How to get blood pressure down to 120
9/21/2015, 1:14 p.m.
Doctors have long known that systolic blood pressure below 120 was considered normal and meant a lower risk of heart disease and kidney problems. But they would often only treat patients if that top number crept above 140, the threshold for officially having high blood pressure.
Recent findings from a large National Institutes of Health study now suggest that it's worth treating patients in that prehypertension gray area of 120 to 140, in order to bring them down into the normal range.
The findings, which have not yet been published and are still preliminary, found lower rates of heart attack, stroke and death among people with high blood pressure who brought that top number down to 120. In order to reach that goal, study participants in the 120 group took an average of three blood pressure medications, whereas the 140 group took two medications.
"This is notable because there (are) a lot of people out there with blood pressure in the 130s that we might previously have left alone, but if the results of this trial (are) as we think they are, it might be reason to try to get them to 120," said Dr. John D. Bisognano, professor of medicine at the University of Rochester Medical Center and president-elect of the American Society of Hypertension.
The final results of the NIH study will arrive in the coming months, but "it has changed in my practice. Like if I have someone in the low 140s, I no longer say that's sort of close. ... I try to push them down into the mid-130s if they are nondiabetic," Bisognano said. (Although this strategy might also help people with diabetes, Bisognano added, the NIH study only looked at people over 50 who did not have diabetes.)

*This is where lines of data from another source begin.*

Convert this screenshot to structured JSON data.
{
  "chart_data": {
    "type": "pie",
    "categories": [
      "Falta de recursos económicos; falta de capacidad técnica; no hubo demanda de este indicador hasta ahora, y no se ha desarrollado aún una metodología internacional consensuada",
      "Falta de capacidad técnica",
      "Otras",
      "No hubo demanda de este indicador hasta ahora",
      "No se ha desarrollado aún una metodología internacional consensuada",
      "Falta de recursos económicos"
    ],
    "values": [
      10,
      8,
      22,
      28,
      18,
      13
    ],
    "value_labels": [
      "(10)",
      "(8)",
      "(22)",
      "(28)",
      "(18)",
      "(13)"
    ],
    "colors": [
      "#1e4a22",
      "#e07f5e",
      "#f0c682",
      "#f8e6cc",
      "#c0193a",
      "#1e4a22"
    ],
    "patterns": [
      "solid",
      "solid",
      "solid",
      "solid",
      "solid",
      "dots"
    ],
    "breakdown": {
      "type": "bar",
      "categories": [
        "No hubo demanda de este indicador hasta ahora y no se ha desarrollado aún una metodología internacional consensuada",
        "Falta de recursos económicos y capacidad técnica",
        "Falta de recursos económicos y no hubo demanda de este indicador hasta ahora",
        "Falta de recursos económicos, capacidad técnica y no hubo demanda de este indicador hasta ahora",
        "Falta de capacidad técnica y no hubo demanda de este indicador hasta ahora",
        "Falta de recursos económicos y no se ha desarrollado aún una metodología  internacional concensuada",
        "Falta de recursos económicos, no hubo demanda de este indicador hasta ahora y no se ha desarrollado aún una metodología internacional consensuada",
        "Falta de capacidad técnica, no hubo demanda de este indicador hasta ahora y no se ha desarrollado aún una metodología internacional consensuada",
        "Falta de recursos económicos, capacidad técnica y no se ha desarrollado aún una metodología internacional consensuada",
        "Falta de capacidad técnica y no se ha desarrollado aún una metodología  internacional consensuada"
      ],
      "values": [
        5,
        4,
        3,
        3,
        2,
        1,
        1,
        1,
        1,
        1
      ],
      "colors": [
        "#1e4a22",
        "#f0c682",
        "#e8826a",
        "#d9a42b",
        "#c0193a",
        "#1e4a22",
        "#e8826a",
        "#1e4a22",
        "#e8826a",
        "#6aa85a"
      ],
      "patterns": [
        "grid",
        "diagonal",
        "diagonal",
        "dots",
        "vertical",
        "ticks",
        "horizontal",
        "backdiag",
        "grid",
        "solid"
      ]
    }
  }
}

The focus is on the top number in a blood pressure reading because it's a better predictor of heart attack and stroke than the bottom number, the diastolic pressure, Bisognano said.
So how can patients take their blood pressure down to 120?
If that becomes the new goal, many people will probably need to start a blood pressure medication or add another to their current regimen, Bisognano said. But there are also a number of lifestyle interventions they may be able to tap into instead of taking a new drug. Here are their options:
Many people have to take blood pressure medication just to stay close to the 140 mark, Bisognano said. Some may even run marathons and lead otherwise healthy lives, but just can't get down in the normal range, possibly because they are genetically predisposed to high blood pressure.
To get down to 120, these people may have to take more blood pressure medication. The most common, Bisognano said, are the "ABCDs": ACE inhibitors, beta blockers, calcium channel blockers and diuretics. Typically, patients who need more than one medication would take one from each of these classes.
Although the ABCDs can lead to side effects, such as dehydration, headache and weakness, most people can tolerate them and the problems are usually not severe, Bisognano said. In addition, "we are in a golden age of hypertension treatment, where almost all of the drugs are cheap," he said.